Évidemment, dans l’état d’une opinion politique structurée par le sens (quand ce n’est pas celui de l’Histoire, c’est celui de l’économie de marché), les films de Godard sont difficiles à entendre. D’où le scandale, par exemple, suscité par Les carabiniers, film de guerre revisité par le Père Ubu, et abstrait de tout référent : du coup, la question des camps est évacuée.

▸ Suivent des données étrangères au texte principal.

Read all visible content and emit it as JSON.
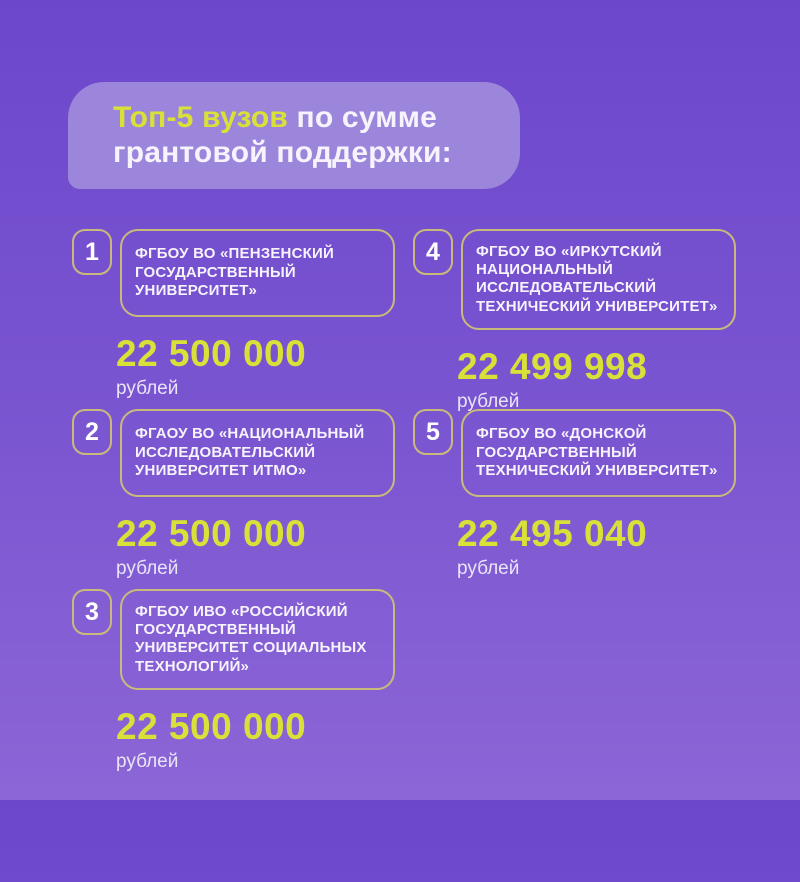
{
  "header": {
    "highlight": "Топ-5 вузов",
    "rest": " по сумме грантовой поддержки:"
  },
  "items": [
    {
      "rank": "1",
      "name": "ФГБОУ ВО «ПЕНЗЕНСКИЙ ГОСУДАРСТВЕННЫЙ УНИВЕРСИТЕТ»",
      "amount": "22 500 000",
      "unit": "рублей"
    },
    {
      "rank": "2",
      "name": "ФГАОУ ВО «НАЦИОНАЛЬНЫЙ ИССЛЕДОВАТЕЛЬСКИЙ УНИВЕРСИТЕТ ИТМО»",
      "amount": "22 500 000",
      "unit": "рублей"
    },
    {
      "rank": "3",
      "name": "ФГБОУ ИВО «РОССИЙСКИЙ ГОСУДАРСТВЕННЫЙ УНИВЕРСИТЕТ СОЦИАЛЬНЫХ ТЕХНОЛОГИЙ»",
      "amount": "22 500 000",
      "unit": "рублей"
    },
    {
      "rank": "4",
      "name": "ФГБОУ ВО «ИРКУТСКИЙ НАЦИОНАЛЬНЫЙ ИССЛЕДОВАТЕЛЬСКИЙ ТЕХНИЧЕСКИЙ УНИВЕРСИТЕТ»",
      "amount": "22 499 998",
      "unit": "рублей"
    },
    {
      "rank": "5",
      "name": "ФГБОУ ВО «ДОНСКОЙ ГОСУДАРСТВЕННЫЙ ТЕХНИЧЕСКИЙ УНИВЕРСИТЕТ»",
      "amount": "22 495 040",
      "unit": "рублей"
    }
  ],
  "colors": {
    "background_top": "#6c47cc",
    "background_bottom": "#8c66d6",
    "accent_yellow": "#d9e138",
    "border_gold": "#c9ba7c",
    "header_card": "#9c86dc",
    "text_white": "#f6f3fc"
  },
  "chart_data": {
    "type": "table",
    "title": "Топ-5 вузов по сумме грантовой поддержки:",
    "categories": [
      "ФГБОУ ВО «ПЕНЗЕНСКИЙ ГОСУДАРСТВЕННЫЙ УНИВЕРСИТЕТ»",
      "ФГАОУ ВО «НАЦИОНАЛЬНЫЙ ИССЛЕДОВАТЕЛЬСКИЙ УНИВЕРСИТЕТ ИТМО»",
      "ФГБОУ ИВО «РОССИЙСКИЙ ГОСУДАРСТВЕННЫЙ УНИВЕРСИТЕТ СОЦИАЛЬНЫХ ТЕХНОЛОГИЙ»",
      "ФГБОУ ВО «ИРКУТСКИЙ НАЦИОНАЛЬНЫЙ ИССЛЕДОВАТЕЛЬСКИЙ ТЕХНИЧЕСКИЙ УНИВЕРСИТЕТ»",
      "ФГБОУ ВО «ДОНСКОЙ ГОСУДАРСТВЕННЫЙ ТЕХНИЧЕСКИЙ УНИВЕРСИТЕТ»"
    ],
    "ranks": [
      1,
      2,
      3,
      4,
      5
    ],
    "values": [
      22500000,
      22500000,
      22500000,
      22499998,
      22495040
    ],
    "unit": "рублей"
  }
}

Impossible de dire, dans ces conditions, si le film est de gauche ou de droite, progressiste ou réactionnaire, puisqu’il se soustrait à toute propagande.

Voilà au moins ce que nous auront appris les films de Godard à propos de politique : —la politique peut se penser en dehors de l’espace parlementaire ; —le rapport entre le cinéma et la politique peut se penser en dehors de l’espace de la propagande.

Aussi, quand Mai 68 nous est arrivé, nous nous sommes souvenus que l’année précédente, Godard avait fait un film qui s’appelait La Chinoise pour nous dire, avec sa perspicacité coutumière : regardez, il y a du nouveau en politique, il se passe des choses intéressantes du côté de ces jeunes maoïstes. Quant aux intéressés, ils faisaient un peu la fine bouche, à la fois assez satisfaits que Godard leur consacre un film, et mécontents de l’image ni flatteuse ni péjorative qu’ils pensaient voir d’eux, —puisque, il faut bien le dire, les politiques de l’époque pratiquaient assidûment l’idée que l’art n’était jamais que de l’idéologie, donc de la propagande. A tel point que Godard a fini par faire semblant d’y croire, pour pouvoir faire des films avec eux —des films didactiques (et malheureusement invisibles) : mais le didactique n’est pas du même ordre que la propagande. Et puis, parmi ces jeunes gens qui voulaient réinventer la politique, il y en avait aussi qui avaient entendu les films de Godard, et qui savaient que la critique d’une politique de la représentation s’accompagne nécessairement d’une critique d’un art de la représentation.